1QBit – Primary goal: to perform research in design and analysis of a stack of algorithms that bridge commercially viable applications to the forms of computation natively done by CIMs, with a multitude of applications in operations research and artificial intelligence. PI: Pooya Ronagh, Head of Hardware Innovation Lab.

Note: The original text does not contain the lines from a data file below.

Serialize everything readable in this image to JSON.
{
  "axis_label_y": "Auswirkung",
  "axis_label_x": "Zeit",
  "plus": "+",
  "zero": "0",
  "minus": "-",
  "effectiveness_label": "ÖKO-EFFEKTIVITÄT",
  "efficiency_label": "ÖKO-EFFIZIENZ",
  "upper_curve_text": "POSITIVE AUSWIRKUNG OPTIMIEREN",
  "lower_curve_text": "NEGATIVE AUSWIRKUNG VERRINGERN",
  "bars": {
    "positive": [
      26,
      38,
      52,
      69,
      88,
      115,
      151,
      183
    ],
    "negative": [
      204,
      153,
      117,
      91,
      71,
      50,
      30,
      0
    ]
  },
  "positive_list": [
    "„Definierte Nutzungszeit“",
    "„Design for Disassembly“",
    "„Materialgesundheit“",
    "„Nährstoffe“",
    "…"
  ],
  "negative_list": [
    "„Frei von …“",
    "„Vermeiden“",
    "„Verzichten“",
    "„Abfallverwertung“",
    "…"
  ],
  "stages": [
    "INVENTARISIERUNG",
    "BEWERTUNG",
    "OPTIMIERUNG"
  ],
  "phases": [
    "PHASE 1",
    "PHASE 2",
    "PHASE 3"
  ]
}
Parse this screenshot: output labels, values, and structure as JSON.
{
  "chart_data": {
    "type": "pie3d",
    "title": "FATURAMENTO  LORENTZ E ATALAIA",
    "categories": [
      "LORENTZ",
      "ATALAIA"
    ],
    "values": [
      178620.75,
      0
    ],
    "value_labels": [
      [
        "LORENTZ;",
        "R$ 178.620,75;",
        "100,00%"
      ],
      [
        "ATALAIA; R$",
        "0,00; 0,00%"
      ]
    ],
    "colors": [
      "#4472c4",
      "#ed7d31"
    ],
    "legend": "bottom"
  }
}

In addition to its PHI Lab, NTT Research has two other divisions: the Cryptography and Information Security (CIS) Lab, and the Medical and Health Informatics (MEI) Lab. On November 14, NTT Research President and CEO Kazuhiro Gomi will be speaking on “Fundamental High-Impact Research,” as part of the three-day NTT R&D Forum in Tokyo. The three NTT Research Lab directors will also be providing research updates at this event.
About NTT Research
NTT Research opened its Palo Alto offices in July 2019 as a new Silicon Valley startup to conduct basic research and advance technologies that promote positive change for humankind. Currently, three labs are housed at NTT Research: the Physics and Informatics (PHI) Lab, the Cryptography and Information Security (CIS) Lab, and the Medical and Health Informatics (MEI) Lab. The organization aims to upgrade reality in three areas: 1) quantum information, neuro-science and photonics; 2) cryptographic and information security; and 3) medical and health informatics. NTT Research is part of NTT, a global technology and business solutions provider with an annual R&D budget of $3.6 billion.